Civil defense officials in Vermont and New Hampshire are readying emergency plans -- including lining up tank trucks and pumps -- should the lack of precipitation persist. Some Vermont communities, worried about adequate supplies for firefighting, already are taking steps to conserve water.
"If we don't get some substantial snowfall within the next six weeks, there are going to be some problems," says Stephen Lathrop, a water resource manager with the New England River Basins Commission.
Also nervous are some New England farmers, who rely on a winter snow blanket to insulate against deep ground frosts and saturate the soil for spring planting.
* Tourism: Already smarting from a sluggish season last summer, many resorts, restaurants, and hotels that cater to skiers -- although buoyed by a surge this past weekend -- are down 15 to 70 percent in business from a year ago, and many are laying off workers.
"Lodges, ski shops, and general stores have taken a tremendous beating -- and so have the states," says Scott Van Pelt, travel program director for the New England Regional Commission.
The winter slump, Mr. Van Pelt adds, makes tourist-oriented businesses all the more financially vulnerable to any fuel shortages or dips in trade this summer.
* Ski operators: Even as some Eastern ski slopes boomed this past weekend, other operators were still partially closed or shutdown altogether. The recent snowfall brought no long-term relief, observers say.
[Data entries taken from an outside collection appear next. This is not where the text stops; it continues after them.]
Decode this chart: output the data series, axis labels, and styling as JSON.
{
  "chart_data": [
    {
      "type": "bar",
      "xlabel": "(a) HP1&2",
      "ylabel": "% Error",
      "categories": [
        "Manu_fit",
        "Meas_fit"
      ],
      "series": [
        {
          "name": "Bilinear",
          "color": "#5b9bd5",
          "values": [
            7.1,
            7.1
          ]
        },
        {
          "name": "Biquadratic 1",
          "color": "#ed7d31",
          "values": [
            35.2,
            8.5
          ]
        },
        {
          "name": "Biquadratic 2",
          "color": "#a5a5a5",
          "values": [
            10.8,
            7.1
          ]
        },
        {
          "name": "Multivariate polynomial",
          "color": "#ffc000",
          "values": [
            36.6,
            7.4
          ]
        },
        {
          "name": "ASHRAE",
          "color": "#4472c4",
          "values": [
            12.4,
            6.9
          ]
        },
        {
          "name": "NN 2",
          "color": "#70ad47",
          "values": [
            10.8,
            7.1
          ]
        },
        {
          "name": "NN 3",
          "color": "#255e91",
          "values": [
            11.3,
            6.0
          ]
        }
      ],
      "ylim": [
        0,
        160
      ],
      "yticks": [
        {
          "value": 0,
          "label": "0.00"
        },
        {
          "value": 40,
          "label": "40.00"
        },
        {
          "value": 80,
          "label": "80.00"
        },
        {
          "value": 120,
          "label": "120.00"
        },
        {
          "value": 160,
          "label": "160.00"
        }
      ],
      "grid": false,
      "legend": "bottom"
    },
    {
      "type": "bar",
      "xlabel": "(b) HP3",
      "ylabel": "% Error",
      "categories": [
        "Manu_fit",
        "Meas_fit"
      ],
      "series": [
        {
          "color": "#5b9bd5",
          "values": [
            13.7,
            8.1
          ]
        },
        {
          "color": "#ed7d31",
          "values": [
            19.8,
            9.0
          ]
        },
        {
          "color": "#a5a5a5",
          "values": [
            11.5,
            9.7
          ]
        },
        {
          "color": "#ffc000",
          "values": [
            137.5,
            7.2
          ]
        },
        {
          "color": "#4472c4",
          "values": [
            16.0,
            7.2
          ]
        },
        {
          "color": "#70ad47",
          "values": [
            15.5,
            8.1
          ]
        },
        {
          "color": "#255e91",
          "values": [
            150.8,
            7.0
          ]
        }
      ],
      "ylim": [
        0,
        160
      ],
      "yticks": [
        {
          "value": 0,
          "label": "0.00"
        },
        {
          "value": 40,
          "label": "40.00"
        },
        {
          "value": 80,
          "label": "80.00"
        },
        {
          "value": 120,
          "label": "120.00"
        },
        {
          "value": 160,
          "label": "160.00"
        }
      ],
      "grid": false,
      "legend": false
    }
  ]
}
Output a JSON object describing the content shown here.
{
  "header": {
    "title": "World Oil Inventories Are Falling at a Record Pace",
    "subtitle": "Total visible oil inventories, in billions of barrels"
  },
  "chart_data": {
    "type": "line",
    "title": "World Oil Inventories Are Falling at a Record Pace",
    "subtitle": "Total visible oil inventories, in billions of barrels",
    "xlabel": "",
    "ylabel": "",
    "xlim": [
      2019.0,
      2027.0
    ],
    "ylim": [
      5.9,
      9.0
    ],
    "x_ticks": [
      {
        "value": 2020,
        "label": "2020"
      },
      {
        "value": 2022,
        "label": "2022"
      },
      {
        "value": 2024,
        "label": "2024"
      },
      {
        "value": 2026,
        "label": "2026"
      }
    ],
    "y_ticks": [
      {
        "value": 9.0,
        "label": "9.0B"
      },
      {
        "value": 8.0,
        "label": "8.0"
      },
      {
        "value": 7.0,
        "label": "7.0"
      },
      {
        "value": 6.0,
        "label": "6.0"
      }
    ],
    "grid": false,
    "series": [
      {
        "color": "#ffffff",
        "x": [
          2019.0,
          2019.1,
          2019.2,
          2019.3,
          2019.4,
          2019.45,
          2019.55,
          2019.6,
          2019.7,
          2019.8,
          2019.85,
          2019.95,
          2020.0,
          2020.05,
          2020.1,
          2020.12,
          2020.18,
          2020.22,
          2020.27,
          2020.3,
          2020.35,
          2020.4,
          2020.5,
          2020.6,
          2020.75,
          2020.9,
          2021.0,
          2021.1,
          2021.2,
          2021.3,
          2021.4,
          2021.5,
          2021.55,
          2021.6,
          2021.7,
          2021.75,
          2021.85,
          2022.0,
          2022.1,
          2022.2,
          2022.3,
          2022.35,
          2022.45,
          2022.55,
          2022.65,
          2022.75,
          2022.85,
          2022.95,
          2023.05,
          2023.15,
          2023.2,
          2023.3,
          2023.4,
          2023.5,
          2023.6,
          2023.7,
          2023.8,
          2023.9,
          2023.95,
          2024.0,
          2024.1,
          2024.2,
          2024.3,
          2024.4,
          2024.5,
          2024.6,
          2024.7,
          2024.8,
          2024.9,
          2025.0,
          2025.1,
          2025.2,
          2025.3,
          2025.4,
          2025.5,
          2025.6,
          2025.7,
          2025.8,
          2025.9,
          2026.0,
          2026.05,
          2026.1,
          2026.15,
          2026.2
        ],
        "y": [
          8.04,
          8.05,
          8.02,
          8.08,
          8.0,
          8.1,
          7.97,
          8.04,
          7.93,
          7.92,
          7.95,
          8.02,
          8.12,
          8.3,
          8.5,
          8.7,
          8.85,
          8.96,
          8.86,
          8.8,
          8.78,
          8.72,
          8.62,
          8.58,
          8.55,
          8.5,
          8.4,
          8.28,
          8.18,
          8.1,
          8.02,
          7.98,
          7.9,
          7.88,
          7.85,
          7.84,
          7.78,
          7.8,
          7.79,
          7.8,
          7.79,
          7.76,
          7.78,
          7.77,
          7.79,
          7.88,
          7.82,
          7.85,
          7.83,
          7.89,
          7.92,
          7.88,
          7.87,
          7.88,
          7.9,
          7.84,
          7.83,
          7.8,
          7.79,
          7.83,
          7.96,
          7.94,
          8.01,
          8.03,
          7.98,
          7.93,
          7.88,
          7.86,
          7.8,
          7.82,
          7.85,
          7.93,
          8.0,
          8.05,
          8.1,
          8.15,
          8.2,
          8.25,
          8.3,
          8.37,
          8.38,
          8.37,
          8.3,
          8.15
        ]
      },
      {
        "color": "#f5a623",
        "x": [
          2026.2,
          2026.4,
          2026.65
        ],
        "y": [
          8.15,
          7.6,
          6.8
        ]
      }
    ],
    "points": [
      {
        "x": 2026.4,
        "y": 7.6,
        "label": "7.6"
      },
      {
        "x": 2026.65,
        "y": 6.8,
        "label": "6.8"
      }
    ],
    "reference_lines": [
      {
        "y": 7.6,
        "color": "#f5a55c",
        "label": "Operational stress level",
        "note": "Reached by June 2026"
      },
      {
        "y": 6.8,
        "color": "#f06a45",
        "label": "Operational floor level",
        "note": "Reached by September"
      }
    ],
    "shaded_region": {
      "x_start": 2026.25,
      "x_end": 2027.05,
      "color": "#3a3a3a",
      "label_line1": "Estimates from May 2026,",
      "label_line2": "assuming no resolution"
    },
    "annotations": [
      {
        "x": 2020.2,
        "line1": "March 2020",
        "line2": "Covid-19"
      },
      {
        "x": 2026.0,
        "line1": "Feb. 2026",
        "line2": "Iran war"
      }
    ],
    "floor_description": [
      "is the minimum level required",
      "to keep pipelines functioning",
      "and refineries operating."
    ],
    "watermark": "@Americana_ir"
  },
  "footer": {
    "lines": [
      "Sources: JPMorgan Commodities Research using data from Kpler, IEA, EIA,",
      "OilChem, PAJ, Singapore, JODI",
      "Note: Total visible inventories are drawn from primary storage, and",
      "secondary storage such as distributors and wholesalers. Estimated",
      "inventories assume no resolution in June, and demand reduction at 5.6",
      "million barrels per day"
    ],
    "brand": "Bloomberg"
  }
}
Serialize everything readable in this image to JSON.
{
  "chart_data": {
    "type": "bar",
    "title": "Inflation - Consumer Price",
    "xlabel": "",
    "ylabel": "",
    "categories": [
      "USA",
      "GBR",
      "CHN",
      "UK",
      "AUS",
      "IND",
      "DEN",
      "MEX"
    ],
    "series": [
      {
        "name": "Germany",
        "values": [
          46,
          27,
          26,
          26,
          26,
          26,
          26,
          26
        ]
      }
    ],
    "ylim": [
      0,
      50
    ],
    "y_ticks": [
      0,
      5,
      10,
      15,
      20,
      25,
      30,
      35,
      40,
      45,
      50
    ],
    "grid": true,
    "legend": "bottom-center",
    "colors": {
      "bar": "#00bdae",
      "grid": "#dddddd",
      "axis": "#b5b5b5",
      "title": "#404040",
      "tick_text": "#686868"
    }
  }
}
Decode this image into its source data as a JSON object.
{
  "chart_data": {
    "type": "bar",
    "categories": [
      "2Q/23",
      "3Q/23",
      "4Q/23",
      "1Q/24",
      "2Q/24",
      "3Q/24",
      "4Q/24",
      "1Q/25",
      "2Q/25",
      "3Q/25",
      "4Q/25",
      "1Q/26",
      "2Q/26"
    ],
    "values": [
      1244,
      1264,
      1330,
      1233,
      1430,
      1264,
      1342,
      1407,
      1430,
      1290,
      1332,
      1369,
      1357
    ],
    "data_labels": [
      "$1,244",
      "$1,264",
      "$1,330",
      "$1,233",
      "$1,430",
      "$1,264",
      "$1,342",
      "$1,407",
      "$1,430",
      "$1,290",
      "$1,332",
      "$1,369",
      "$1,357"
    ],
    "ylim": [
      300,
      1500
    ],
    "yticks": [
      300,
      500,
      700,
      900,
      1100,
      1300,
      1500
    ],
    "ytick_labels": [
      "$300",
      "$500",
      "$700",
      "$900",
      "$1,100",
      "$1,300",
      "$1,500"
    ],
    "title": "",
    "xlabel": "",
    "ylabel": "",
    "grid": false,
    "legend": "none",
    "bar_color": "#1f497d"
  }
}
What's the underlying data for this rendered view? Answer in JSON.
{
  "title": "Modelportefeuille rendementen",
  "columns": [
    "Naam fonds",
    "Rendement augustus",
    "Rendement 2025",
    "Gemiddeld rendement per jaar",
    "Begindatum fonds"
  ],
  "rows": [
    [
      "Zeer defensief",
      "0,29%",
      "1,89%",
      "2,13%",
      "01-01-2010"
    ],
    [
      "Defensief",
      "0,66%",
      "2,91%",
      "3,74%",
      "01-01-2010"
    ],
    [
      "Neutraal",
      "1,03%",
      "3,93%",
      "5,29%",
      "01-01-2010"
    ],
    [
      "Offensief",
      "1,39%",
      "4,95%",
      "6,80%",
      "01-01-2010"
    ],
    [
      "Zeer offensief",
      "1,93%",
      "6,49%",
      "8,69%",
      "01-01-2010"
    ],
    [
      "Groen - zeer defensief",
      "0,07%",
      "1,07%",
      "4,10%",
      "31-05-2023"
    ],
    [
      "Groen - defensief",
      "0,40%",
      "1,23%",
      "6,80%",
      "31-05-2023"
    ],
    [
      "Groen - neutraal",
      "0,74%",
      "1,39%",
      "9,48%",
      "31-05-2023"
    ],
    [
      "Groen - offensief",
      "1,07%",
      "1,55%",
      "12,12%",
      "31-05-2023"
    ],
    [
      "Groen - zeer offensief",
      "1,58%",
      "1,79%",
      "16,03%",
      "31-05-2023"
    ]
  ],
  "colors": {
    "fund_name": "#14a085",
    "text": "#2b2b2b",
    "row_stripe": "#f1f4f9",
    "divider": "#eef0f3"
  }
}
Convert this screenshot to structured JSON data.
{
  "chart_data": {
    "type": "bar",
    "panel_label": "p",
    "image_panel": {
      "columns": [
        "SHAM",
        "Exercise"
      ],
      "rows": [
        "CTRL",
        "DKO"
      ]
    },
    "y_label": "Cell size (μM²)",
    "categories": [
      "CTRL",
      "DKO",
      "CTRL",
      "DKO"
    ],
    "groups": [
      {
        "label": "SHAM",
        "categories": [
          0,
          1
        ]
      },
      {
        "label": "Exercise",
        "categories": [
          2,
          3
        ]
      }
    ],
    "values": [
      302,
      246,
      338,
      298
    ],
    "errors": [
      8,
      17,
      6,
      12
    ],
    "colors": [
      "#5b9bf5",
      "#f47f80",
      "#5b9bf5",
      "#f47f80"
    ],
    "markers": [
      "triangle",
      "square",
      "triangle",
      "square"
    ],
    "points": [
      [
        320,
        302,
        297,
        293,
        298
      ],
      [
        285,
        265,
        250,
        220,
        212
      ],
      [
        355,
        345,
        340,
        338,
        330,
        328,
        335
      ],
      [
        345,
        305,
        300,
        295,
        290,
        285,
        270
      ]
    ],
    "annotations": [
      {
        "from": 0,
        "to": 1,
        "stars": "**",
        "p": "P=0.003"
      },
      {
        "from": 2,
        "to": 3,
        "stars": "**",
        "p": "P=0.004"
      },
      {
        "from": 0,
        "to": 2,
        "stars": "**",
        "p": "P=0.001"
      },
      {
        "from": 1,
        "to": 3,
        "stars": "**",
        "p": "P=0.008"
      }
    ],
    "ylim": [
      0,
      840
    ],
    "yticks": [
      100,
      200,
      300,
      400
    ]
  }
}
Ticket sales at ski resorts in the Midwest and Northeast were down an average of 50 percent through mid-January from a year ago, according to a recent spot survey by the National Ski Areas Association.
Few industries are likely to go out of business, however. Observers say many of the nation's more than 700 ski areas have graduated from "mom and pop" operations into multimillion-dollar corporate enterprises and are financially better equipped to handle a slack year. A minor drought just a few years ago led many operators to invest in snow-making equipment.
"The industry is basically taking an industrial approach to the problem now, as opposed to 10 years ago when it was 'push the panic button,'" observes James Branch, an industry consultant with Sno-engineering Inc., in Franconia, N.H. "The industry has the strength to trim sails and understands the meaning of financial planning."
Already many operators are seeking loans through banks and the Small Business Administration, which is offering low-interest help to businesses in eight states that can prove economic injury as a result of the lack of snow.
In the long run, says Mr. Branch, this year's slump will likely accelerate a trend toward mergers in the industry and prompt more industry-wide promotion moves.